Shortages no obstacle for Liberia survey team

 
 
 
Successful conservation requires a lot of hard work and often a healthy dose of improvisation. Just ask the team from the Center for Applied Biodiversity Science (CABS) at CI that last March faced the challenging prospect of conducting aerial surveys of Liberia's vast rainforests. After decades of civil unrest, the country faced shortages of gas and other supplies that made operating inside the country difficult, if not impossible.

"We ended up basing our flight operations in neighboring Côte d'Ivoire because there was a state of emergency in Liberia and no aviation fuel," explains CABS Regional Analysis Project Manager Daniel Juhn.

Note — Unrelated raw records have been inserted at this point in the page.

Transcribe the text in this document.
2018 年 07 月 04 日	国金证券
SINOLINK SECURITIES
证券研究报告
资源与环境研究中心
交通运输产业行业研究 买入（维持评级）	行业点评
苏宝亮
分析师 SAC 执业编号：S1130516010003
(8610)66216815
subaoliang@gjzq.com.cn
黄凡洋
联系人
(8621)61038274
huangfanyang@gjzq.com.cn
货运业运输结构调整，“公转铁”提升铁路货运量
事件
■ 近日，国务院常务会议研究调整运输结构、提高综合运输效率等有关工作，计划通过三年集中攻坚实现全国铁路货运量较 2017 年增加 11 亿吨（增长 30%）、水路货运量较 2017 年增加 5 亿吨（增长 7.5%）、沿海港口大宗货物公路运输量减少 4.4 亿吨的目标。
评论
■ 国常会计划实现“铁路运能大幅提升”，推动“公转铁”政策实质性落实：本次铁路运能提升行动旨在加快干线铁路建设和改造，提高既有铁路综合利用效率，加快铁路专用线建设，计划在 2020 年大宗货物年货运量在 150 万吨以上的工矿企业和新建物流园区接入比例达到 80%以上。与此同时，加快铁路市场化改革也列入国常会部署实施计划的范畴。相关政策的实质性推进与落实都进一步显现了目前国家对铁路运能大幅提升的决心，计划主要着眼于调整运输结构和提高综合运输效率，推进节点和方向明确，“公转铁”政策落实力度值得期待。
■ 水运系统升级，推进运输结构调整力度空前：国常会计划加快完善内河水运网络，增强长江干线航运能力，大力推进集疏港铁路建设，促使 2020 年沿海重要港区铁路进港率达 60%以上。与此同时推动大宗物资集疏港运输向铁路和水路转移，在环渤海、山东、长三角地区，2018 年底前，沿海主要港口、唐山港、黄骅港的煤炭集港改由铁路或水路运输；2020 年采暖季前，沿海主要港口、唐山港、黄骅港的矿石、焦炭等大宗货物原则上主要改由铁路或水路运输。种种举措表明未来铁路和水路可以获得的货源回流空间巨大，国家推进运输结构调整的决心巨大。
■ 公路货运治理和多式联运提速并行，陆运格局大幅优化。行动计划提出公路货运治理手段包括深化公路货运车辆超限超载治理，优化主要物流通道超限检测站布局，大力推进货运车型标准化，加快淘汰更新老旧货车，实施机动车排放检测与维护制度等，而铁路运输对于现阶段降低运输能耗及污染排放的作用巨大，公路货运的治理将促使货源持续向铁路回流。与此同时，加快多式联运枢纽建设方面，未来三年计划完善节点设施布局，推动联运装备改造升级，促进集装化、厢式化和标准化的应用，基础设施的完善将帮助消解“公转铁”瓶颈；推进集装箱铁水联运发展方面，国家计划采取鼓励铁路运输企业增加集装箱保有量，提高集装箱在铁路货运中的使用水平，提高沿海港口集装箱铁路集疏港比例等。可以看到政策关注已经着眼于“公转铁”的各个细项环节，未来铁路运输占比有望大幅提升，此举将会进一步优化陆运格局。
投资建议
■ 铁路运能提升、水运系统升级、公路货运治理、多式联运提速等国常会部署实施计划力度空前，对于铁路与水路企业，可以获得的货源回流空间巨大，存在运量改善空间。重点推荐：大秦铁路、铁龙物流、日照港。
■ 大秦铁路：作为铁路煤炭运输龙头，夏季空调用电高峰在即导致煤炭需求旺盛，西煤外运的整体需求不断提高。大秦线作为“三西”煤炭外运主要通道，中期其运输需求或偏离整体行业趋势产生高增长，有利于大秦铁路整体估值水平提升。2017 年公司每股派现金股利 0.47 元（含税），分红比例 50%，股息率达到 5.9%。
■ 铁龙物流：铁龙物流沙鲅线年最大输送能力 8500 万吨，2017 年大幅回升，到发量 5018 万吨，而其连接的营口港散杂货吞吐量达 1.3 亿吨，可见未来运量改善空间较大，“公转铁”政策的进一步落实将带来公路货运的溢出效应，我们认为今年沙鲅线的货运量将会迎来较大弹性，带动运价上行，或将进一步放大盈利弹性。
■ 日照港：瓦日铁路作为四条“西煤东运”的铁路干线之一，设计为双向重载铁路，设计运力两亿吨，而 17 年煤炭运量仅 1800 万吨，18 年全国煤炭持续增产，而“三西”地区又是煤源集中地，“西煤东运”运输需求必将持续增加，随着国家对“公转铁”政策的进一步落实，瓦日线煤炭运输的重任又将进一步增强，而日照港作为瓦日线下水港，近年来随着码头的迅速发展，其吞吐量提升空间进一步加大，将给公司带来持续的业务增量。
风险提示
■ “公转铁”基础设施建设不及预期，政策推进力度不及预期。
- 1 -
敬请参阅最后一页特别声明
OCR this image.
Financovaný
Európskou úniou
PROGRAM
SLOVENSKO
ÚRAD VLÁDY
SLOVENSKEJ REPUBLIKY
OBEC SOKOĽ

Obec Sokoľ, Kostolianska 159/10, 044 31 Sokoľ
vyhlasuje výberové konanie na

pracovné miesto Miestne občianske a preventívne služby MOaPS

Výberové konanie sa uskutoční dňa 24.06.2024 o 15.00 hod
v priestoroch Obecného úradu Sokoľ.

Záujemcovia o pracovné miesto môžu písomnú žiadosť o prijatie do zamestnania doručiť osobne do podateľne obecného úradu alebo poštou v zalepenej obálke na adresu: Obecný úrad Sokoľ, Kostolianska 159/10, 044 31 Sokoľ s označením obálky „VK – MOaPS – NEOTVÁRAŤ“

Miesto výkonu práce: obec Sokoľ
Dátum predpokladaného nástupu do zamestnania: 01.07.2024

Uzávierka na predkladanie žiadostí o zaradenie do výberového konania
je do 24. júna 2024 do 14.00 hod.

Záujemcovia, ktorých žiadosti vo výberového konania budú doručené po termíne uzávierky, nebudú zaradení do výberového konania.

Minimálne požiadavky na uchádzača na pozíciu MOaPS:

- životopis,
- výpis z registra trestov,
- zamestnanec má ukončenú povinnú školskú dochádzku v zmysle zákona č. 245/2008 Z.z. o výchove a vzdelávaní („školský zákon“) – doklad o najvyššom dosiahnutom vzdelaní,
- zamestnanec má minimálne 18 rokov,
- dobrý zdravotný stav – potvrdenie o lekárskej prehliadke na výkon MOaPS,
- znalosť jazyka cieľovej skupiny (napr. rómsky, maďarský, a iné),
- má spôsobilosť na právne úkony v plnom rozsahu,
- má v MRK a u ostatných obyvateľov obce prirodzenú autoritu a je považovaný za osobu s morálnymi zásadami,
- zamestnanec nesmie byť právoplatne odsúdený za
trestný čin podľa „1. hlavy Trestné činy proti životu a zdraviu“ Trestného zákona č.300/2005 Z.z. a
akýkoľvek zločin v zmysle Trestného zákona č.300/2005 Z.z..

Located in the Guinean Forests of West Africa hotspot, Liberia's rainforests are roughly 40 percent intact. They shelter some of the world's most endangered species, including the pygmy hippo, zebra duiker and forest elephant.

CI, in partnership with Flora and Fauna International and Liberian wildlife officials, is combining overflight images with satellite data to produce a comprehensive vegetation map of the region--the first in 20 years--and make conservation recommendations to the Liberian government. The recommendations will form the basis of a CI strategy to strengthen and expand current protected areas in Liberia and establish a conservation corridor stretching from southwestern Côte d'Ivoire into Liberia.

The aerial survey team came away with more than 2,000 photos, images both remarkable and unsettling. They showed a vast rainforest largely intact but with logging roads and small-scale farming creeping into the landscape. "This is what many other West African countries looked like 30 years ago," explains West Africa Technical Director Dirck Byler. "If we act now, we can preserve what is probably the most important rain forest in the region."